Reputation: 617
I want to execute a command and then capture any potential output to stderr. Here's what I have:
if let Ok(ref mut child) = Command::new("ssh")
.args(&[
"some_args",
"more_args"
])
.stderr(Stdio::piped())
.spawn()
{
let output = child.wait().expect("ssh command not running");
let reader = BufReader::new(child.stderr.take().expect("failed to capture stderr"));
for line in reader.lines() {
match line {
Ok(line_str) => println!("output: {}", line_str);
Err(e) => println!("output failed!"),
}
}
}
I see the output being printed but the program then hangs. I'm suspecting that this may be related to the child process exiting and BufReader is unable to read an eof. A work around was to maintain an let mut num_lines = 0;
and then increment this per read. After x-number of reads, I break in the for-loop but this doesn't seem very clean. How can I get BufReader to finish reading properly?
Upvotes: 2
Views: 1333
Reputation: 60072
Neither of these may solve your issue, but I'll offer the advice regardless:
Calling child.wait()
will block execution until the child has exited, returning the exit status.
Using Stdio::piped()
creates a new pipe for the stdout/stderr streams in order to be processed by the application. Pipes are handled by the operating system and are not infinite; if one end of the pipe is writing data but the other side isn't reading it, it will eventually block those writes until something is read.

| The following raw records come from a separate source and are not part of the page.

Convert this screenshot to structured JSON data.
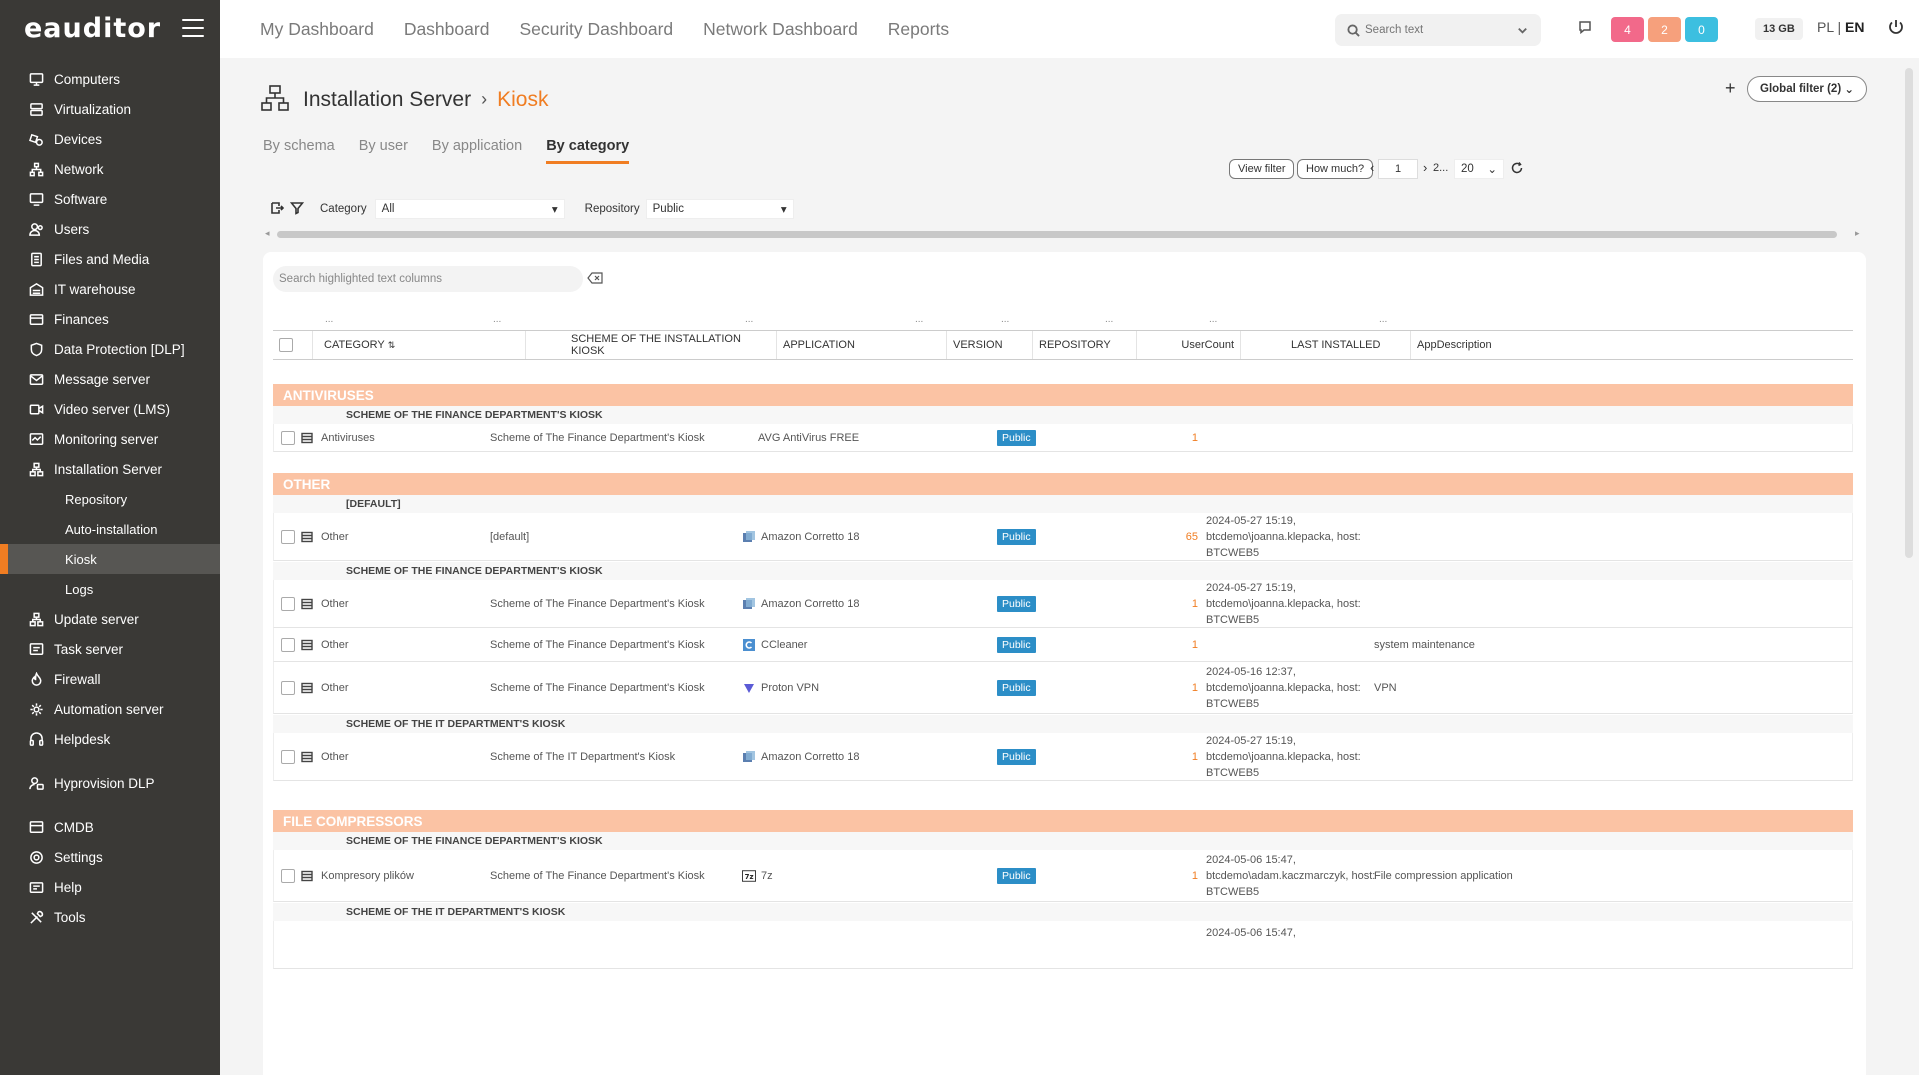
{
  "app": {
    "logo": "eauditor",
    "accent": "#f07d22"
  },
  "sidebar": {
    "items": [
      {
        "label": "Computers",
        "icon": "monitor-icon"
      },
      {
        "label": "Virtualization",
        "icon": "server-icon"
      },
      {
        "label": "Devices",
        "icon": "devices-icon"
      },
      {
        "label": "Network",
        "icon": "network-icon"
      },
      {
        "label": "Software",
        "icon": "software-icon"
      },
      {
        "label": "Users",
        "icon": "users-icon"
      },
      {
        "label": "Files and Media",
        "icon": "files-icon"
      },
      {
        "label": "IT warehouse",
        "icon": "warehouse-icon"
      },
      {
        "label": "Finances",
        "icon": "finances-icon"
      },
      {
        "label": "Data Protection [DLP]",
        "icon": "shield-icon"
      },
      {
        "label": "Message server",
        "icon": "mail-icon"
      },
      {
        "label": "Video server (LMS)",
        "icon": "video-icon"
      },
      {
        "label": "Monitoring server",
        "icon": "monitoring-icon"
      },
      {
        "label": "Installation Server",
        "icon": "installation-icon"
      }
    ],
    "subitems": [
      {
        "label": "Repository"
      },
      {
        "label": "Auto-installation"
      },
      {
        "label": "Kiosk"
      },
      {
        "label": "Logs"
      }
    ],
    "items2": [
      {
        "label": "Update server",
        "icon": "update-icon"
      },
      {
        "label": "Task server",
        "icon": "task-icon"
      },
      {
        "label": "Firewall",
        "icon": "firewall-icon"
      },
      {
        "label": "Automation server",
        "icon": "automation-icon"
      },
      {
        "label": "Helpdesk",
        "icon": "helpdesk-icon"
      }
    ],
    "items3": [
      {
        "label": "Hyprovision DLP",
        "icon": "hyprovision-icon"
      }
    ],
    "items4": [
      {
        "label": "CMDB",
        "icon": "cmdb-icon"
      },
      {
        "label": "Settings",
        "icon": "gear-icon"
      },
      {
        "label": "Help",
        "icon": "help-icon"
      },
      {
        "label": "Tools",
        "icon": "tools-icon"
      }
    ]
  },
  "topbar": {
    "links": [
      "My Dashboard",
      "Dashboard",
      "Security Dashboard",
      "Network Dashboard",
      "Reports"
    ],
    "search_placeholder": "Search text",
    "badges": [
      {
        "value": "4",
        "color": "#f2698a"
      },
      {
        "value": "2",
        "color": "#f6a07c"
      },
      {
        "value": "0",
        "color": "#3cbfe0"
      }
    ],
    "memory": "13 GB",
    "lang_pl": "PL",
    "lang_sep": "|",
    "lang_en": "EN"
  },
  "page": {
    "title": "Installation Server",
    "subtitle": "Kiosk",
    "global_filter": "Global filter (2)",
    "tabs": [
      "By schema",
      "By user",
      "By application",
      "By category"
    ],
    "active_tab": 3
  },
  "filters": {
    "category_label": "Category",
    "category_value": "All",
    "repository_label": "Repository",
    "repository_value": "Public",
    "view_filter": "View filter",
    "how_much": "How much?",
    "page": "1",
    "page_more": "2...",
    "page_size": "20"
  },
  "table": {
    "search_placeholder": "Search highlighted text columns",
    "dots": "...",
    "columns": [
      "CATEGORY",
      "SCHEME OF THE INSTALLATION KIOSK",
      "APPLICATION",
      "VERSION",
      "REPOSITORY",
      "UserCount",
      "LAST INSTALLED",
      "AppDescription"
    ],
    "groups": [
      {
        "name": "ANTIVIRUSES"
      },
      {
        "name": "OTHER"
      },
      {
        "name": "FILE COMPRESSORS"
      }
    ],
    "schemes": {
      "finance": "SCHEME OF THE FINANCE DEPARTMENT'S KIOSK",
      "default": "[DEFAULT]",
      "it": "SCHEME OF THE IT DEPARTMENT'S KIOSK"
    },
    "rows": [
      {
        "category": "Antiviruses",
        "scheme": "Scheme of The Finance Department's Kiosk",
        "app": "AVG AntiVirus FREE",
        "repo": "Public",
        "count": "1",
        "last1": "",
        "last2": "",
        "last3": "",
        "desc": ""
      },
      {
        "category": "Other",
        "scheme": "[default]",
        "app": "Amazon Corretto 18",
        "repo": "Public",
        "count": "65",
        "last1": "2024-05-27 15:19,",
        "last2": "btcdemo\\joanna.klepacka, host:",
        "last3": "BTCWEB5",
        "desc": ""
      },
      {
        "category": "Other",
        "scheme": "Scheme of The Finance Department's Kiosk",
        "app": "Amazon Corretto 18",
        "repo": "Public",
        "count": "1",
        "last1": "2024-05-27 15:19,",
        "last2": "btcdemo\\joanna.klepacka, host:",
        "last3": "BTCWEB5",
        "desc": ""
      },
      {
        "category": "Other",
        "scheme": "Scheme of The Finance Department's Kiosk",
        "app": "CCleaner",
        "repo": "Public",
        "count": "1",
        "last1": "",
        "last2": "",
        "last3": "",
        "desc": "system maintenance"
      },
      {
        "category": "Other",
        "scheme": "Scheme of The Finance Department's Kiosk",
        "app": "Proton VPN",
        "repo": "Public",
        "count": "1",
        "last1": "2024-05-16 12:37,",
        "last2": "btcdemo\\joanna.klepacka, host:",
        "last3": "BTCWEB5",
        "desc": "VPN"
      },
      {
        "category": "Other",
        "scheme": "Scheme of The IT Department's Kiosk",
        "app": "Amazon Corretto 18",
        "repo": "Public",
        "count": "1",
        "last1": "2024-05-27 15:19,",
        "last2": "btcdemo\\joanna.klepacka, host:",
        "last3": "BTCWEB5",
        "desc": ""
      },
      {
        "category": "Kompresory plików",
        "scheme": "Scheme of The Finance Department's Kiosk",
        "app": "7z",
        "repo": "Public",
        "count": "1",
        "last1": "2024-05-06 15:47,",
        "last2": "btcdemo\\adam.kaczmarczyk, host:",
        "last3": "BTCWEB5",
        "desc": "File compression application"
      },
      {
        "last1": "2024-05-06 15:47,"
      }
    ]
  }
}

This code can deadlock because you're waiting on the child process to exit, but it may not be able to if it becomes blocked trying to write to an output pipe thats full and not being read from.

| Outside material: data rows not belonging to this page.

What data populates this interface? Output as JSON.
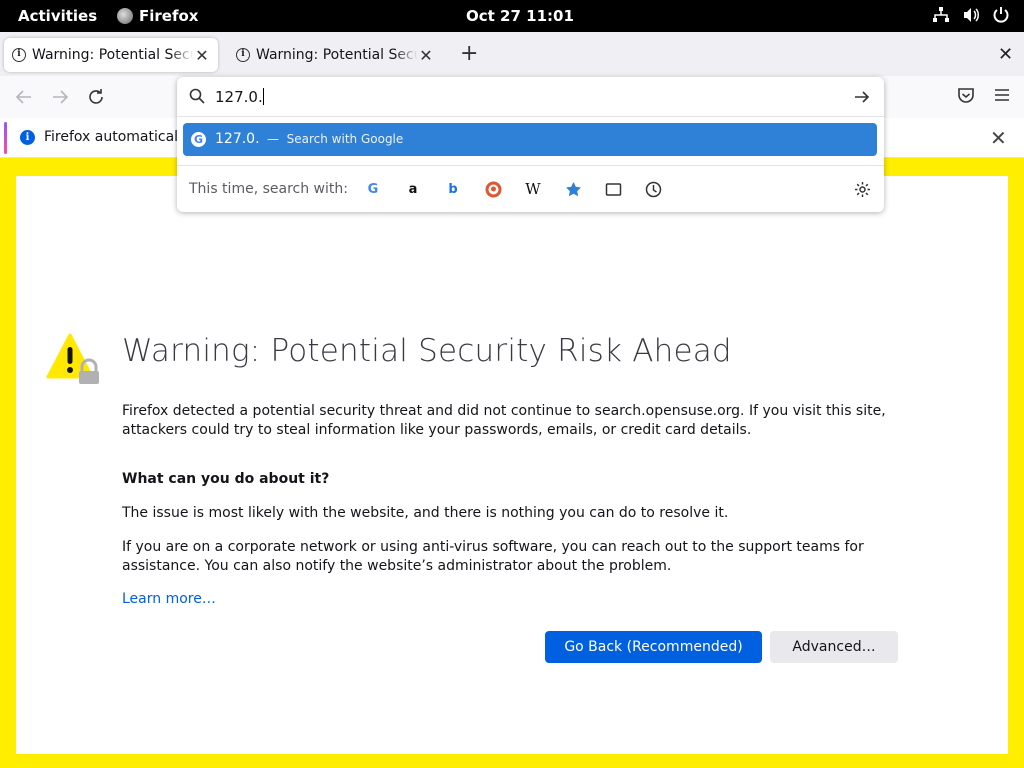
{
  "topbar": {
    "activities": "Activities",
    "app_name": "Firefox",
    "clock": "Oct 27  11:01",
    "tray_icons": [
      "network-icon",
      "volume-icon",
      "power-icon"
    ]
  },
  "tabs": [
    {
      "title": "Warning: Potential Security Risk Ahead",
      "active": true
    },
    {
      "title": "Warning: Potential Security Risk Ahead",
      "active": false
    }
  ],
  "new_tab_label": "+",
  "close_window_label": "✕",
  "urlbar": {
    "value": "127.0.",
    "suggestion_text": "127.0.",
    "suggestion_separator": "—",
    "suggestion_action": "Search with Google",
    "search_with_label": "This time, search with:",
    "engines": [
      "Google",
      "Amazon",
      "Bing",
      "DuckDuckGo",
      "Wikipedia",
      "Bookmarks",
      "Tabs",
      "History"
    ]
  },
  "notification": {
    "text": "Firefox automatically"
  },
  "page": {
    "heading": "Warning: Potential Security Risk Ahead",
    "paragraph1": "Firefox detected a potential security threat and did not continue to search.opensuse.org. If you visit this site, attackers could try to steal information like your passwords, emails, or credit card details.",
    "question": "What can you do about it?",
    "paragraph2": "The issue is most likely with the website, and there is nothing you can do to resolve it.",
    "paragraph3": "If you are on a corporate network or using anti-virus software, you can reach out to the support teams for assistance. You can also notify the website’s administrator about the problem.",
    "learn_more": "Learn more…",
    "go_back_button": "Go Back (Recommended)",
    "advanced_button": "Advanced…"
  },
  "colors": {
    "page_border": "#ffee00",
    "primary_button": "#0060df",
    "selected_result": "#2f80d7",
    "warning_icon": "#ffe900"
  }
}
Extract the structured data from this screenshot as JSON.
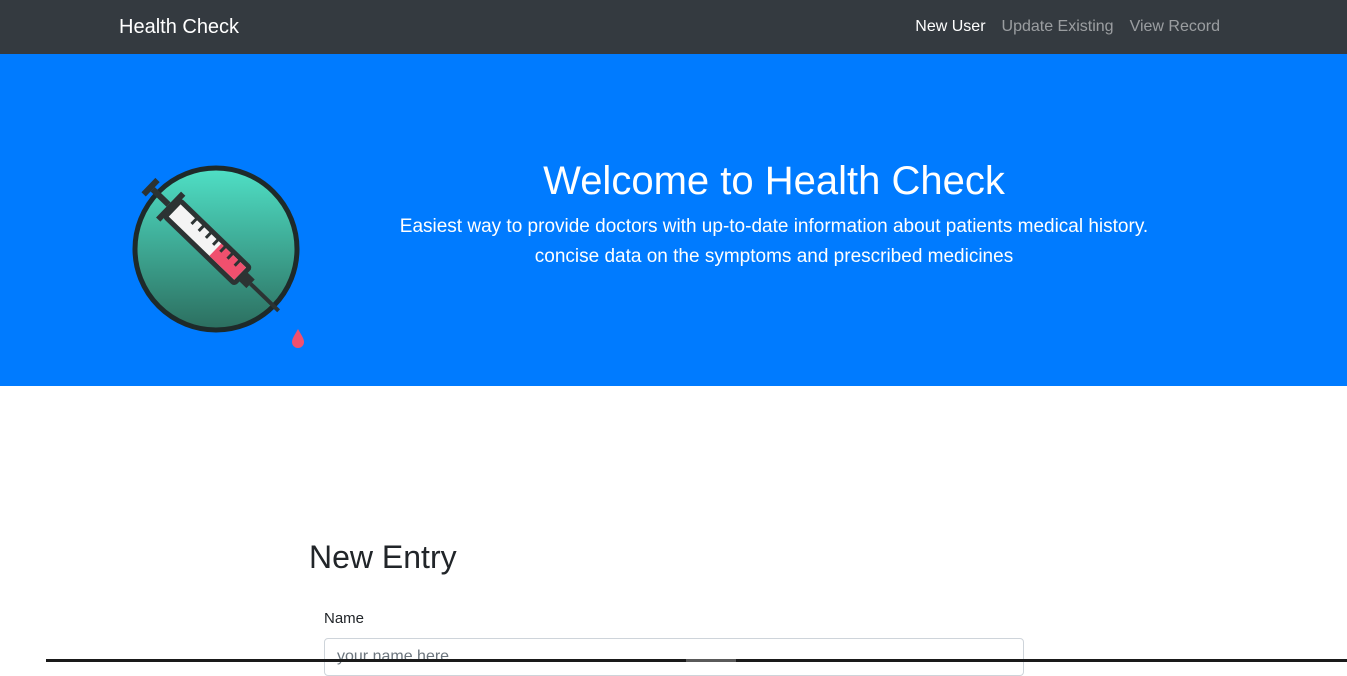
{
  "navbar": {
    "brand": "Health Check",
    "links": [
      {
        "label": "New User",
        "active": true
      },
      {
        "label": "Update Existing",
        "active": false
      },
      {
        "label": "View Record",
        "active": false
      }
    ],
    "background": "#343a40"
  },
  "hero": {
    "title": "Welcome to Health Check",
    "lead_line1": "Easiest way to provide doctors with up-to-date information about patients medical history.",
    "lead_line2": "concise data on the symptoms and prescribed medicines",
    "logo_icon": "syringe-icon",
    "background": "#007bff"
  },
  "form": {
    "title": "New Entry",
    "name_label": "Name",
    "name_placeholder": "your name here",
    "name_value": ""
  },
  "colors": {
    "accent": "#007bff",
    "syringe_fluid": "#f0506e",
    "logo_circle_top": "#4fe0c6",
    "logo_circle_bottom": "#2c6e5f"
  }
}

As an example, this deadlocks on my system (a fairly standard ubuntu system that has 64KiB buffers for pipes):
// create a simple child proccess that sends 64KiB+1 random bytes to stdout
let mut child = Command::new("dd")
.args(&["if=/dev/urandom", "count=65537", "bs=1", "status=none"])
.stdout(Stdio::piped())
.spawn()
.expect("failed to execute dd");
let _status = child.wait(); // hangs indefinitely
let reader = BufReader::new(child.stdout.take().expect("failed to capture stdout"));
for _line in reader.lines() {
// do something
}
There are plenty of alternatives:
Just read the output without waiting. reader.lines()
will stop iterating when it reaches the end of the stream. You can then call child.wait()

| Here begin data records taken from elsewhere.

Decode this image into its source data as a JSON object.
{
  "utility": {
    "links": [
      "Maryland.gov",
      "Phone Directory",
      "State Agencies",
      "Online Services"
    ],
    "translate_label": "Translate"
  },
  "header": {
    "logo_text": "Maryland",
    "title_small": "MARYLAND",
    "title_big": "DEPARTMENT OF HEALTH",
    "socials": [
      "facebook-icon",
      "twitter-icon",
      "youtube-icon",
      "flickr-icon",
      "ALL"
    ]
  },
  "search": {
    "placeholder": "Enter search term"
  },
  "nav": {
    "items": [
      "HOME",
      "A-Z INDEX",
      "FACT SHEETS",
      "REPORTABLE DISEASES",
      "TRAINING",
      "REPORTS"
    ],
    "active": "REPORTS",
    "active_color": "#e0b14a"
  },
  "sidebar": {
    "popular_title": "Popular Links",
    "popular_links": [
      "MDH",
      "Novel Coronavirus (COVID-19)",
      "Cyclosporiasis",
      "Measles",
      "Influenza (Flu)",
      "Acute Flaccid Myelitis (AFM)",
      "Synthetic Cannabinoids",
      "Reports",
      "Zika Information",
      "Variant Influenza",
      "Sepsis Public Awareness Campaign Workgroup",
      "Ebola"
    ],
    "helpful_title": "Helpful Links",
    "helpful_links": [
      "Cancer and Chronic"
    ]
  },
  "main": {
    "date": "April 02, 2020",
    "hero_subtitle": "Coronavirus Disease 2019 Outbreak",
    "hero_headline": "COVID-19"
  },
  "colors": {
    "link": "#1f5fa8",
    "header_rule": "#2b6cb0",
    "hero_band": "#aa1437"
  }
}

if you want to know the exit status.
Use .output()
instead of .spawn()
. This will block until the child has exited and return an Output
holding the full stdout/stderr streams as Vec<u8>
s.
You can process the output streams in separate threads while you're waiting for the child to exit. If that sounds good consider using tokio::process::Command
.
See How do I read the output of a child process without blocking in Rust? for more info.
.lines()
reader.lines()
returns an iterator that yields a result for each line. One of the error states that could be somewhat handled is if the line wasn't properly utf-8 encoded, which will return something like this:
Err(
Custom {
kind: InvalidData,
error: "stream did not contain valid UTF-8",
},
)
However, any other error would be directly from the underlying reader and you should probably not continue iterating. Any error you receive is unlikely to be recoverable, and certainly not by continuing to ask for more lines.